How to install and set up Incus on a cloud server

This is an introductory post on installing Incus on a cloud server. It repeats the process of setting up the Zabbly repository, installing Incus and doing some benchmarking with incus-benchmark.

I am using a cloud server from Hetzner, those ARM64 ones by Ampere, with 2-vCPU and 4GB RAM. The storage pool is on a Hetzner volume. You can launch 10 system containers (Ubuntu/Debian) and still have 1GB RAM available. Or, you can launch 50 Alpine system containers and have about 280MB available.

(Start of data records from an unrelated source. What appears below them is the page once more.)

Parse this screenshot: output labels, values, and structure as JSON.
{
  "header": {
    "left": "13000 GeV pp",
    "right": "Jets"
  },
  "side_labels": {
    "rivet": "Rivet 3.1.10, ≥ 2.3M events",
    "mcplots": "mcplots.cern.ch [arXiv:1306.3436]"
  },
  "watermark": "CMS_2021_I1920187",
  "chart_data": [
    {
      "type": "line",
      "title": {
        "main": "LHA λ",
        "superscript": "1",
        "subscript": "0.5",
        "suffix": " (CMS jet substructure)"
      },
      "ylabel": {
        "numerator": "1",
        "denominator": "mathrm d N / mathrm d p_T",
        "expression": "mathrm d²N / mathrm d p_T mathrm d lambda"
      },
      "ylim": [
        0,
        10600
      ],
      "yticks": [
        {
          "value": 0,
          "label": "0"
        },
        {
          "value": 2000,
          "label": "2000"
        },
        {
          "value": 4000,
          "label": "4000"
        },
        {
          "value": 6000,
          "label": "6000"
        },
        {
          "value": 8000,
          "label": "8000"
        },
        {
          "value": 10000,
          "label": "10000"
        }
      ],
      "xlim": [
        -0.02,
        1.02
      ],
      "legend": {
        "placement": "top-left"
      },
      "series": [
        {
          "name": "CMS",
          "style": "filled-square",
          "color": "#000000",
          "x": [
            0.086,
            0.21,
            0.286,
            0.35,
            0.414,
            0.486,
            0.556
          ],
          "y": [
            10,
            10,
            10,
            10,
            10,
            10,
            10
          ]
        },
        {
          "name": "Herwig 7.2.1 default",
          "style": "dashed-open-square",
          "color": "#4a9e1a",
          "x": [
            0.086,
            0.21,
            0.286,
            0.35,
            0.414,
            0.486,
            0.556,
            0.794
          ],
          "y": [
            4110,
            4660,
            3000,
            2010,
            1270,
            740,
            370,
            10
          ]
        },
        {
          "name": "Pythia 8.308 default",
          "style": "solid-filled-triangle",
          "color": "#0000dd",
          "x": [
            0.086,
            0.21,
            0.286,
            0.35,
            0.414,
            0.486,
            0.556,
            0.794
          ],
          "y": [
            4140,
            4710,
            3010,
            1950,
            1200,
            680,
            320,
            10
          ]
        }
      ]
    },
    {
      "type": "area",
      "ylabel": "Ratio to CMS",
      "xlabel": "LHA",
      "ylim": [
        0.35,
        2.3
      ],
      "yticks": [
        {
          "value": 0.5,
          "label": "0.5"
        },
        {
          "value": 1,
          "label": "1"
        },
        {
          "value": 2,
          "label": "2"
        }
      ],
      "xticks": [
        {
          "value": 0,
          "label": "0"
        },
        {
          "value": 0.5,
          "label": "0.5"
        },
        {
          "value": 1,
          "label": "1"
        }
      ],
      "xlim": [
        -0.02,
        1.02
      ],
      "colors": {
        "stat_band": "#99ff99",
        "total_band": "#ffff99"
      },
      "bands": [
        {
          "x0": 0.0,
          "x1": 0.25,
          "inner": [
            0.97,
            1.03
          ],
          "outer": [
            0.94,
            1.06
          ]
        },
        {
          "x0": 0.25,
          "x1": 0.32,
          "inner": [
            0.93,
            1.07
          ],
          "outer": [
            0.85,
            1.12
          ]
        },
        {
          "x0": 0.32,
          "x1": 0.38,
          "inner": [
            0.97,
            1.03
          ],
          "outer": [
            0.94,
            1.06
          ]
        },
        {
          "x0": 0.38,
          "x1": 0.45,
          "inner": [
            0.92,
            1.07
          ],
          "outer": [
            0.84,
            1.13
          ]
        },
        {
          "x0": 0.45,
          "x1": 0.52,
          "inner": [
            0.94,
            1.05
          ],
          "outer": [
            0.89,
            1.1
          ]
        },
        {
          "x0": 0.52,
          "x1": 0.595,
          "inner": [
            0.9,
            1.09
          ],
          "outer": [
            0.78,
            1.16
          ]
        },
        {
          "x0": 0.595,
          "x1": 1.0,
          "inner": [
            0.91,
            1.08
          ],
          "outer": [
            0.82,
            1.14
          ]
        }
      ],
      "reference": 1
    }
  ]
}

This and the previous tutorial are in the content-creation type of tutorials.

We have tested out Incus on a Hetzner 4GB RAM ARM64 server. The storage pool was on a volume, which should be slower than putting it on the server itself.

I think you mean “faster” here, unless the Hetzner extra volumes are known to be slower than the main storage?

The Hetzner volumes are implemented on some sort of networked block storage based on SSDs. They are also replicated to three different physical servers for reliability and the triple replication is transparent to the cloud server. The network latency would make it a bit slower than having the storage pool on the cloud server’s disk.

Let’s test with /opt/incus/bin/incus-benchmark init --count 50 --parallel 10 images:alpine/edge on the two scenarios.

Storage pool on volume (network block device) with ZFS: 62 seconds

[Jan 18 00:58:26.373] Importing image into local store: de834b5936ca94aacad4df1ff55b5e6805b06220b9610a6394a518826929a160
[Jan 18 00:58:28.544] Found image in local store: de834b5936ca94aacad4df1ff55b5e6805b06220b9610a6394a518826929a160
[Jan 18 00:58:28.544] Batch processing start
[Jan 18 00:58:41.400] Processed 10 containers in 12.856s (0.778/s)
[Jan 18 00:58:55.870] Processed 20 containers in 27.325s (0.732/s)
[Jan 18 00:59:14.683] Processed 40 containers in 46.139s (0.867/s)
[Jan 18 00:59:30.305] Batch processing completed in 61.760s

Storage pool on ZFS loopback image, stored on the cloud server’s default storage (QEMU HARDDISK): 10 seconds

[Jan 18 16:48:04.844] Importing image into local store: 4c2196a526d78e647f0979c522b085b50e6e1b9a2a7596c710ed633e140b06b2
[Jan 18 16:48:06.884] Found image in local store: 4c2196a526d78e647f0979c522b085b50e6e1b9a2a7596c710ed633e140b06b2
[Jan 18 16:48:06.884] Batch processing start
[Jan 18 16:48:09.450] Processed 10 containers in 2.566s (3.897/s)
[Jan 18 16:48:11.212] Processed 20 containers in 4.328s (4.621/s)
[Jan 18 16:48:15.086] Processed 40 containers in 8.202s (4.877/s)
[Jan 18 16:48:17.059] Batch processing completed in 10.176s

Another test with the command
/opt/incus/bin/incus-benchmark launch --count 10 images:ubuntu/22.04

On volume:

[Jan 18 01:49:45.417] Found image in local store: fe0be2b7f4d2b97330883f7516a3962524d2a37a9690397384d2bbf46d0da909
[Jan 18 01:49:45.417] Batch processing start
[Jan 18 01:49:52.104] Processed 2 containers in 6.688s (0.299/s)
[Jan 18 01:49:59.088] Processed 4 containers in 13.671s (0.293/s)
[Jan 18 01:50:12.628] Processed 8 containers in 27.212s (0.294/s)
[Jan 18 01:50:20.227] Batch processing completed in 34.810s

On cloud server’s storage:

[Jan 18 17:07:34.752] Importing image into local store: 0e49300093f967b23648ef693c5f52104d516111db9adb1053fe5aeea8153a47
[Jan 18 17:07:35.708] Found image in local store: 0e49300093f967b23648ef693c5f52104d516111db9adb1053fe5aeea8153a47
[Jan 18 17:07:35.708] Batch processing start
[Jan 18 17:07:44.529] Processed 2 containers in 8.821s (0.227/s)
[Jan 18 17:07:48.659] Processed 4 containers in 12.951s (0.309/s)
[Jan 18 17:07:56.557] Processed 8 containers in 20.849s (0.384/s)
[Jan 18 17:08:00.881] Batch processing completed in 25.173s

Here the gap is smaller. Volumes are cheaper and they get triple replication. It would require a bit more benchmarking to figure out whether it would make a difference for typical workloads.

Ah, interesting that they only offer highly available network storage as additional volumes.

On clouds like GCP it’s usually the other way around, your instance volume is replicated but you can attach local NVME drives as additional volumes which don’t get replicated but are wicked fast.